Kenneth L Abbott, MD, FACP  |  8/30/2022

The Air We Breathe

Cancer is a fearsome, complicated disease. Even with all our knowledge, constantly expanding, there remain many aspects we don’t understand as well as we would like. Human nature wants to fill in the gaps. We speculate. Sometimes our speculations, which may sound plausible enough to convince, become part of the “everybody knows” body of “facts” for which there is no actual proof, or we have misinterpreted our observations about the way cancer behaves and drawn incorrect conclusions. Therefore, cancer care providers frequently hear patients, family members, and friends express mistaken ideas about cancer gleaned from any number of sources. On this blog, I have previously written about some of these misconceptions, such as the interaction of sugar with cancer. Today’s post adds to that series by taking up the idea that exposure to open air makes cancer cells grow and spread.

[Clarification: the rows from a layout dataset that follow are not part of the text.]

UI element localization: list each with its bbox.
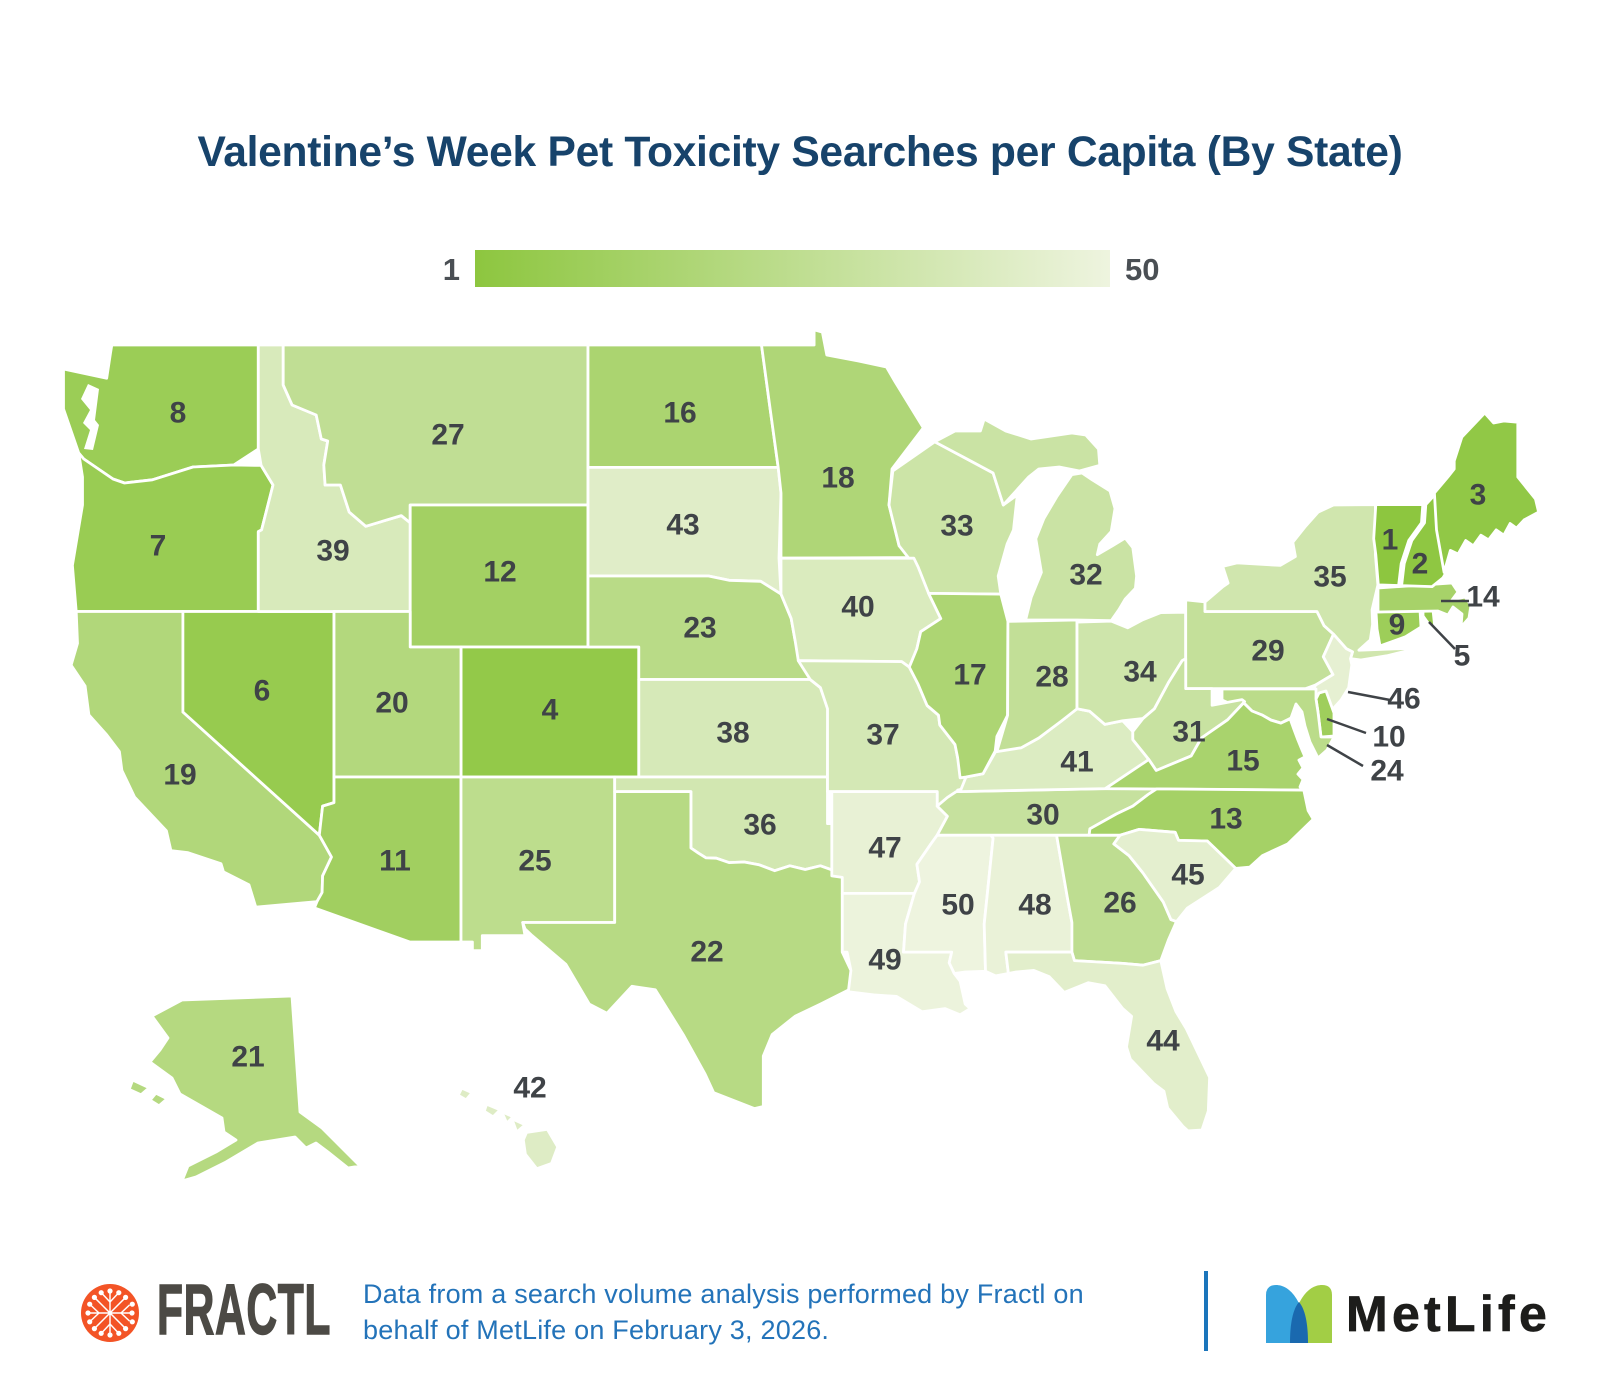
svg-text:37: 37: [866, 719, 899, 752]
svg-text:19: 19: [163, 759, 196, 792]
svg-text:20: 20: [375, 687, 408, 720]
svg-text:13: 13: [1209, 803, 1242, 836]
svg-text:24: 24: [1370, 755, 1404, 788]
svg-text:34: 34: [1123, 656, 1157, 689]
svg-text:21: 21: [231, 1041, 264, 1074]
svg-text:38: 38: [716, 717, 749, 750]
svg-text:46: 46: [1387, 683, 1420, 716]
svg-text:26: 26: [1103, 887, 1136, 920]
svg-text:14: 14: [1466, 581, 1500, 614]
svg-text:42: 42: [513, 1072, 546, 1105]
svg-text:22: 22: [690, 936, 723, 969]
svg-text:10: 10: [1372, 721, 1405, 754]
svg-text:4: 4: [542, 694, 559, 727]
svg-text:41: 41: [1060, 746, 1093, 779]
svg-text:45: 45: [1171, 859, 1204, 892]
svg-text:6: 6: [254, 675, 271, 708]
svg-text:27: 27: [431, 419, 464, 452]
svg-text:9: 9: [1389, 609, 1406, 642]
svg-text:49: 49: [868, 944, 901, 977]
svg-text:35: 35: [1313, 561, 1346, 594]
svg-text:23: 23: [683, 612, 716, 645]
svg-text:36: 36: [743, 809, 776, 842]
svg-text:28: 28: [1035, 661, 1068, 694]
svg-text:43: 43: [666, 509, 699, 542]
svg-text:3: 3: [1470, 479, 1487, 512]
svg-text:32: 32: [1069, 559, 1102, 592]
svg-text:2: 2: [1412, 548, 1429, 581]
svg-text:25: 25: [518, 845, 551, 878]
svg-text:44: 44: [1146, 1025, 1180, 1058]
svg-text:33: 33: [940, 510, 973, 543]
svg-text:7: 7: [150, 530, 167, 563]
svg-text:40: 40: [841, 591, 874, 624]
svg-text:12: 12: [483, 556, 516, 589]
svg-text:48: 48: [1018, 889, 1051, 922]
svg-text:50: 50: [941, 889, 974, 922]
svg-text:1: 1: [1382, 524, 1399, 557]
svg-text:39: 39: [316, 535, 349, 568]
svg-text:18: 18: [821, 462, 854, 495]
svg-text:15: 15: [1226, 745, 1259, 778]
svg-text:29: 29: [1251, 635, 1284, 668]
svg-text:5: 5: [1454, 640, 1471, 673]
svg-text:11: 11: [379, 845, 411, 878]
svg-text:8: 8: [170, 397, 187, 430]
svg-text:47: 47: [868, 832, 901, 865]
svg-text:17: 17: [953, 659, 986, 692]
svg-text:30: 30: [1026, 799, 1059, 832]
svg-text:16: 16: [663, 397, 696, 430]
svg-text:31: 31: [1172, 716, 1205, 749]
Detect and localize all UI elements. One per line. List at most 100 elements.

Is this a legitimate concern? Put simply, no. It doesn’t take long to see why.

Consider skin cancers. No cancer cell is more exposed to the air than one inhabiting the skin surface. Squamous cell cancers and basal cell cancers are by far the most diagnosed cancers in the United States, affecting about 3.3 million people per year. Melanoma affects another 100,000 people. If exposure to air incites rapid cancer growth and spread, these diseases should exhibit explosive behavior and rapidly get out of hand. But they don’t. Respiratory tract cancers, including lung cancers, are naturally exposed to air all the time. Even the most aggressive of these don’t overwhelm their victims until some time has passed.

So where did this idea come from? The version I often hear has to do with surgery. The surgeon opens the skin and exposes the deeper interior regions of the body, such as the abdominal cavity, where there is no usual contact with air and light. People tell stories about persons undergoing a biopsy or planned removal of a tumor, only to have the surgeons discover upon operating the cancer cells have spread much more widely than anticipated. They close, having been powerless to accomplish much. The affected person suffers a quick demise thereafter. Exposure to air had nothing to do with it, however. In such cases, the disease was already far more extensive than scans or other studies had demonstrated before the operation; advanced cancers often behave aggressively and respond poorly to treatment, or affected persons are already so ill from their cancers they cannot withstand the side effects of attempted treatment. By contrast, there are plenty of instances of persons undergoing entirely successful cancer operations to remove malignant masses. They become long-term survivors. Exposing these tumors to air clearly had no adverse effect.

No surgical procedure is entirely risk-free. A person should always think clearly and thoroughly about a recommendation to have an operation, weighing the risks and benefits, getting more than one opinion. At least, however, no one with a possible cancer diagnosis should worry she will jeopardize her chances of survival by thereby making the cancer worse.